Retour à Silent Hill
Dans les billets sur 28 jours/semaines/ans , j’avais déjà parlé des oeuvres d’horreur, de leur portée et de la vision du monde que l’on peut avoir en ne détournant pas le regard face à la peur.
Ici aussi, on a un réalisateur qui revient au commande d’une franchise dans laquelle il avait déjà mis un pied, avec un saut dans le temps tout aussi long que Danny Boyle et la saga horrifique.
Si Gans n’a pas créé Silent Hill, il lui avait donné un des meilleurs représentants au cinéma. Sortant la brume volumétrique de la Playstation vers les grands écrans, il donnait un aperçu de l’effroi qu’elle contenait.
Entre temps, il y a eu le déclin et la résurrection des jeux, 4 générations de consoles pour un brouillard plus réaliste et des pleurs qui sortent désormais du haut parleur de la manette.
Silent Hill 2, le jeu, était l’intention initiale de Gans quand il a sorti le premier film en 2006. S’il y raconte une version modifiée du premier jeu, il tente d’y mettre une petite dose du second jeu, plus psychologique, plus mature, sans mythologie de résurrection démoniaque.
Et comme un héros des jeux, la suite désirée par Christophe Gans disparut dans un monde de ténèbres.
En 2024, Silent Hill 2 ressort en version remake, le film est annoncé. On ne doute pas de la bonne volonté Gans de revenir à Silent Hill. Puis, quelques mois avant la sortie du film, on a des rumeurs et des mauvais retours…
Et j’aurais tellement aimé vous dire que ce n’était que des bruits de couloirs. Mais le film n’est pas bon, pas intéressant, ne raconte rien… pire, il trahit le matériaux d’origine, rend explicite l’implicite du jeu, transforme les interactions entre les personnages pour en enlever toute la charge symbolique.
On sait, par de nombreuses interviews que Gans avait compris le jeu, qu’il était en phase avec tout ce qui fait de Silent Hill 2 une des oeuvres les plus matures et les plus abouties du jeu vidéo (sur le plan thématique).

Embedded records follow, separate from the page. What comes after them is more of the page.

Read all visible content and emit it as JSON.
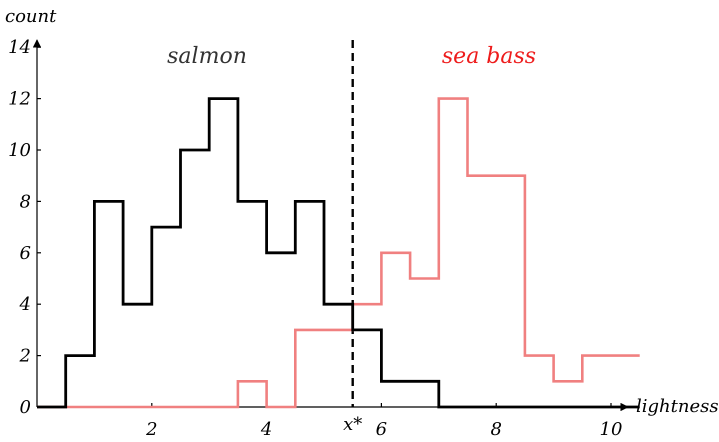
{
  "chart_data": {
    "type": "line",
    "title": "",
    "xlabel": "lightness",
    "ylabel": "count",
    "xlim": [
      0,
      10.5
    ],
    "ylim": [
      0,
      14
    ],
    "xticks": [
      "2",
      "4",
      "6",
      "8",
      "10"
    ],
    "yticks": [
      "0",
      "2",
      "4",
      "6",
      "8",
      "10",
      "12",
      "14"
    ],
    "grid": false,
    "threshold": {
      "x": 5.5,
      "label": "x*"
    },
    "series": [
      {
        "name": "salmon",
        "color": "#000000",
        "step": "post",
        "x": [
          0,
          0.5,
          1.0,
          1.5,
          2.0,
          2.5,
          3.0,
          3.5,
          4.0,
          4.5,
          5.0,
          5.5,
          6.0,
          6.5,
          7.0,
          7.5,
          8.0,
          8.5,
          9.0,
          9.5,
          10.0,
          10.5
        ],
        "values": [
          0,
          2,
          8,
          4,
          7,
          10,
          12,
          8,
          6,
          8,
          4,
          3,
          1,
          1,
          0,
          0,
          0,
          0,
          0,
          0,
          0,
          0
        ]
      },
      {
        "name": "sea bass",
        "color": "#f08080",
        "step": "post",
        "x": [
          0,
          0.5,
          1.0,
          1.5,
          2.0,
          2.5,
          3.0,
          3.5,
          4.0,
          4.5,
          5.0,
          5.5,
          6.0,
          6.5,
          7.0,
          7.5,
          8.0,
          8.5,
          9.0,
          9.5,
          10.0,
          10.5
        ],
        "values": [
          0,
          0,
          0,
          0,
          0,
          0,
          0,
          1,
          0,
          3,
          3,
          4,
          6,
          5,
          12,
          9,
          9,
          2,
          1,
          2,
          2,
          2
        ]
      }
    ]
  }
}
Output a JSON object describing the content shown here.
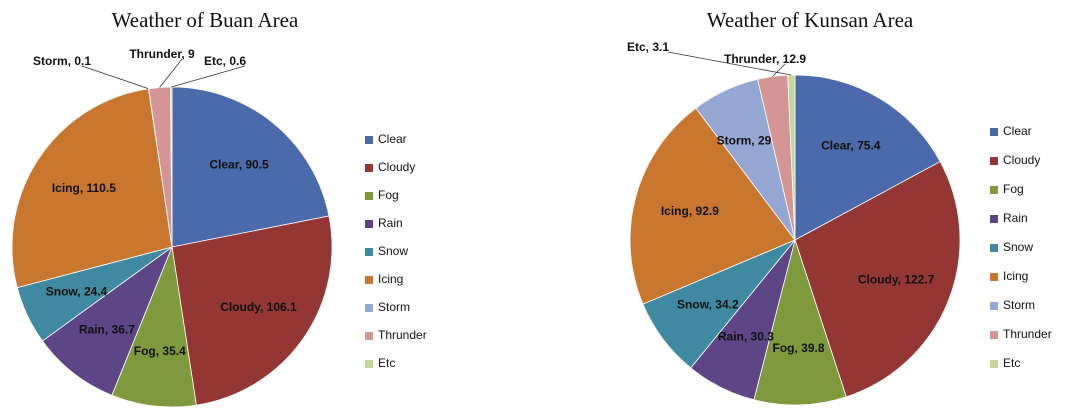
{
  "chart_data": [
    {
      "type": "pie",
      "title": "Weather of Buan Area",
      "categories": [
        "Clear",
        "Cloudy",
        "Fog",
        "Rain",
        "Snow",
        "Icing",
        "Storm",
        "Thrunder",
        "Etc"
      ],
      "values": [
        90.5,
        106.1,
        35.4,
        36.7,
        24.4,
        110.5,
        0.1,
        9,
        0.6
      ],
      "value_labels": [
        "Clear, 90.5",
        "Cloudy, 106.1",
        "Fog, 35.4",
        "Rain, 36.7",
        "Snow, 24.4",
        "Icing, 110.5",
        "Storm, 0.1",
        "Thrunder, 9",
        "Etc, 0.6"
      ],
      "colors": [
        "#4a6aab",
        "#943634",
        "#7f9a3d",
        "#5e4585",
        "#3f8aa0",
        "#c9772e",
        "#95a8d3",
        "#d69595",
        "#c4d79b"
      ],
      "legend": "right"
    },
    {
      "type": "pie",
      "title": "Weather of Kunsan Area",
      "categories": [
        "Clear",
        "Cloudy",
        "Fog",
        "Rain",
        "Snow",
        "Icing",
        "Storm",
        "Thrunder",
        "Etc"
      ],
      "values": [
        75.4,
        122.7,
        39.8,
        30.3,
        34.2,
        92.9,
        29.2,
        12.9,
        3.1
      ],
      "value_labels": [
        "Clear, 75.4",
        "Cloudy, 122.7",
        "Fog, 39.8",
        "Rain, 30.3",
        "Snow, 34.2",
        "Icing, 92.9",
        "Storm, 29.2",
        "Thrunder, 12.9",
        "Etc, 3.1"
      ],
      "colors": [
        "#4a6aab",
        "#943634",
        "#7f9a3d",
        "#5e4585",
        "#3f8aa0",
        "#c9772e",
        "#95a8d3",
        "#d69595",
        "#c4d79b"
      ],
      "legend": "right"
    }
  ]
}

Là, c’est un échec total et flagrant… je ne peux même pas le conseiller à quelqu’un qui veut découvrir les jeux, je ne peux pas le conseiller à quelqu’un qui aime les films d’horreur, je ne peux pas le conseiller à quelqu’un qui aime le cinéma.
On devine sous les coutures de cette opération à coeur ouvert, les cicatrices d’une production chaotique, d’une ingérence ou d’une pression pour sortir le film en même temps que le jeu. Une logique de contenu marketing qui enlève la marque des grands films : les heureux accidents artisitiques.